Peki bir kent nasıl marka olur?
Elbette, doğal ve tarihi özellikleri, kültürel zenginlikleriyle…
Bunlar varsa şanslısınız, yoksa eğer tıpkı Amerika’nın yaptığı gibi, kendi markalarınızı kendiniz yaratır, bunları cilalar ve dünyaya satarsınız!
İstanbul bir marka kenttir mesela…Tartışmaya bile gerek yoktur.
New York öyle, Paris, Viyana, Madrid, Barcelona, Sidney, Tokyo, Shangay, Roma, Venedik Dünya’ca bilinen marka kentler sıralamasında üstlerde yer alan kentlerdir.
Bu sıralamada ne yazık ki Bursa’yı üst sıralarda göremiyoruz. Değil dünya klasmanında, Türkiye sıralamasında bile Bursa görmek istediğimiz yerde değil.
Ki, Bursa Türkiye’nin dördüncü büyük kenti, sanayisi, doğası tarihi ve öz değerleriyle, salt Türkiye değil bence dünya klasmanında bile üst seviyelerde yer alması gereken çok önemli potansiyeli barındıran bir kent olduğunu düşünüyorum.

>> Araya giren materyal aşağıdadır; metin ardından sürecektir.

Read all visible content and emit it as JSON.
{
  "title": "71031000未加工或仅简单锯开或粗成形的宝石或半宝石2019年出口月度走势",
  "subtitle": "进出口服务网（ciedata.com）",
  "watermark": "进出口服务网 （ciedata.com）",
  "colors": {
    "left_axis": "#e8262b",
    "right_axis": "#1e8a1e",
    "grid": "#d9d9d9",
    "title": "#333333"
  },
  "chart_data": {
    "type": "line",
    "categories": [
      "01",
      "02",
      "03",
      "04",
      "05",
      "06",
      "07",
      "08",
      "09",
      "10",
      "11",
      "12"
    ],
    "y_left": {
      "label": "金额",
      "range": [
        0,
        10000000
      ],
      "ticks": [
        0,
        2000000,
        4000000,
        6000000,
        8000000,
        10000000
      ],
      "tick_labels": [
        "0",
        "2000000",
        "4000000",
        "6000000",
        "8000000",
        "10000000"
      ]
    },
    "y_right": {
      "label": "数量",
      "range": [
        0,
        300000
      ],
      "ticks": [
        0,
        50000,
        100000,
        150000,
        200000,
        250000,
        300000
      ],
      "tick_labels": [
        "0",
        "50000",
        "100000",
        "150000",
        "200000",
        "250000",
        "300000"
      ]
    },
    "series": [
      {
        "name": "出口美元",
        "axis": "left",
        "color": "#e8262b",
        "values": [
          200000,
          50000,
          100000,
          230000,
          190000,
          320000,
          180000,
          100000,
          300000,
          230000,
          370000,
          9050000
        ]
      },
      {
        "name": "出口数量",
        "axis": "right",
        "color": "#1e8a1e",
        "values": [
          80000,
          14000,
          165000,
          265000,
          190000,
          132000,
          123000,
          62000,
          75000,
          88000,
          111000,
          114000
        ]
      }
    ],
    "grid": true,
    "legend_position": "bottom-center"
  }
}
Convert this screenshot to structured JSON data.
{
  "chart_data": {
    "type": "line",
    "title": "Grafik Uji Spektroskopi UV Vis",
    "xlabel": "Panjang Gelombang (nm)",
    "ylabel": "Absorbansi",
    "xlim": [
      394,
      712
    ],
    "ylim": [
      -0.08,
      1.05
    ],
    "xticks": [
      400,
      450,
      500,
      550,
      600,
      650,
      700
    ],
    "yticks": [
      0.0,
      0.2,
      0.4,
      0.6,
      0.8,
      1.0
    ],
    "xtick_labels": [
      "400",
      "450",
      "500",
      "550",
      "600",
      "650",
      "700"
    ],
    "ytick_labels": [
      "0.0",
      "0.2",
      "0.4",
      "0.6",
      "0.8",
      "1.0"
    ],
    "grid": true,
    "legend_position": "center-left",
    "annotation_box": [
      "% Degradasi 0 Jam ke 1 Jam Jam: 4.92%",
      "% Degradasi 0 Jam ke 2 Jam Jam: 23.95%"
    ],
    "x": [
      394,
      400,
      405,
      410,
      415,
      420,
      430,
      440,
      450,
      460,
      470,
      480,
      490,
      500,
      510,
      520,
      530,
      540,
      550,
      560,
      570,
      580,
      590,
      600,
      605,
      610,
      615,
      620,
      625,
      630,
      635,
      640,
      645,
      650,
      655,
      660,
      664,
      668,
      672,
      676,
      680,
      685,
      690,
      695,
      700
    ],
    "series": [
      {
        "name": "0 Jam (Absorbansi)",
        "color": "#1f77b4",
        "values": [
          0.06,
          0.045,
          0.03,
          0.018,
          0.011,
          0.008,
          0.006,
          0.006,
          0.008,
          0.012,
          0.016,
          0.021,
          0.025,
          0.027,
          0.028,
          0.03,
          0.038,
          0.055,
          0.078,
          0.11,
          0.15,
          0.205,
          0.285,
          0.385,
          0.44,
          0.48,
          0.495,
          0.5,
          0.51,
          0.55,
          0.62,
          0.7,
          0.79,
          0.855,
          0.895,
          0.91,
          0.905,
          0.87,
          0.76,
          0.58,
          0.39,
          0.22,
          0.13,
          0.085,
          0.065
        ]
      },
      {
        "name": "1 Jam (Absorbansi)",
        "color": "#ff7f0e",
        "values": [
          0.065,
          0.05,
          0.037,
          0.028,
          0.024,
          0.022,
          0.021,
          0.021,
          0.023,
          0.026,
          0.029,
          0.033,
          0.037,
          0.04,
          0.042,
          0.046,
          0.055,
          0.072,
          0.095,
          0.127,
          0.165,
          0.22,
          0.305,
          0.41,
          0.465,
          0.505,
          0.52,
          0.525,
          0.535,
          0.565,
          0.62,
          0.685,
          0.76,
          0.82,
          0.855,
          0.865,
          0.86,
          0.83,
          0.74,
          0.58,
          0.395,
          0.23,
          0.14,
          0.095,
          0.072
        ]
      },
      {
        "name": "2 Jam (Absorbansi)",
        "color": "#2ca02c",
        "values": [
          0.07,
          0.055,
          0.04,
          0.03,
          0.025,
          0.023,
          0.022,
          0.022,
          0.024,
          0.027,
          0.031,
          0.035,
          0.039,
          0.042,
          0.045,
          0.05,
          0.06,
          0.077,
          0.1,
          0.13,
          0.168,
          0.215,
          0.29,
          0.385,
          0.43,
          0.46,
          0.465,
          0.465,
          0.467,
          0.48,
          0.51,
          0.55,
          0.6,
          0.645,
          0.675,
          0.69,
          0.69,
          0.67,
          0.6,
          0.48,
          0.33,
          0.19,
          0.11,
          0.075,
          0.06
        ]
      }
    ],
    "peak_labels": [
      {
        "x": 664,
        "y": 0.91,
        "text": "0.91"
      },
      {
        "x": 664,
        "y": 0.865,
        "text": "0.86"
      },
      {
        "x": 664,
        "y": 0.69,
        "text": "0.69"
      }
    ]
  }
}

Siz kentin tarihi dokusunu, hanları hamamları onararak tekrar kazanabilir, kendi tramvayınızı üretebilir, kayak merkezlerini sahil kasabalarını düzenleyebilirsiniz. Bunları zaten kendi halkınız, yurttaşınız için yapmak zorundasınız, bu sizin görevinizdir.
Ancak, bu yaptıklarınızı farklı kültürlere aktarmanın, başka halklara anlatmanın en kestirme yolu sanattır ve elbette sinemadır.
Kentinizde öyle bir film çekersiniz ki, milyonlarca lira harcayarak yapmaya çalıştığınız tanıtımınızı bir anda tüm dünyaya ulaşarak başarabilirsiniz.
Bugün Amerika’yı Amerika yapan en güçlü yöntem sinemadır.
Amerika olmayan ya da sonradan uydurulan kültürünü sanatla dünyaya aktarır; müzikle, sinemayla…
Sever ya da sevmezsiniz, ayrı meseledir ama Amerika önce kültürünü, sonra da markalarını satar dünyaya.
Bunun en pratik, en etkili yolu yordamı sinemadır, televizyondur, müziktir; yani sanattır!
Bu vizyonun BTSO başkanı İbrahim Burkay’da olduğunu görüyorum. Bursa’daki, kültürel ve sanatsal anlamdaki eksikliğini görüyor ve sinema ile neler yapılabileceğinin farkında.
Bundan sonra yapılacak tek bir şey kalıyor; Bursa’da sinema filmlerinin çekilmesinin önünü açmak, Bursa’nın “doğal plato” dokusunu dünyaya pazarlamak!
Bursa’da bu potansiyel var.
Marifet bu potansiyeli ortaya çıkarıp işlemek.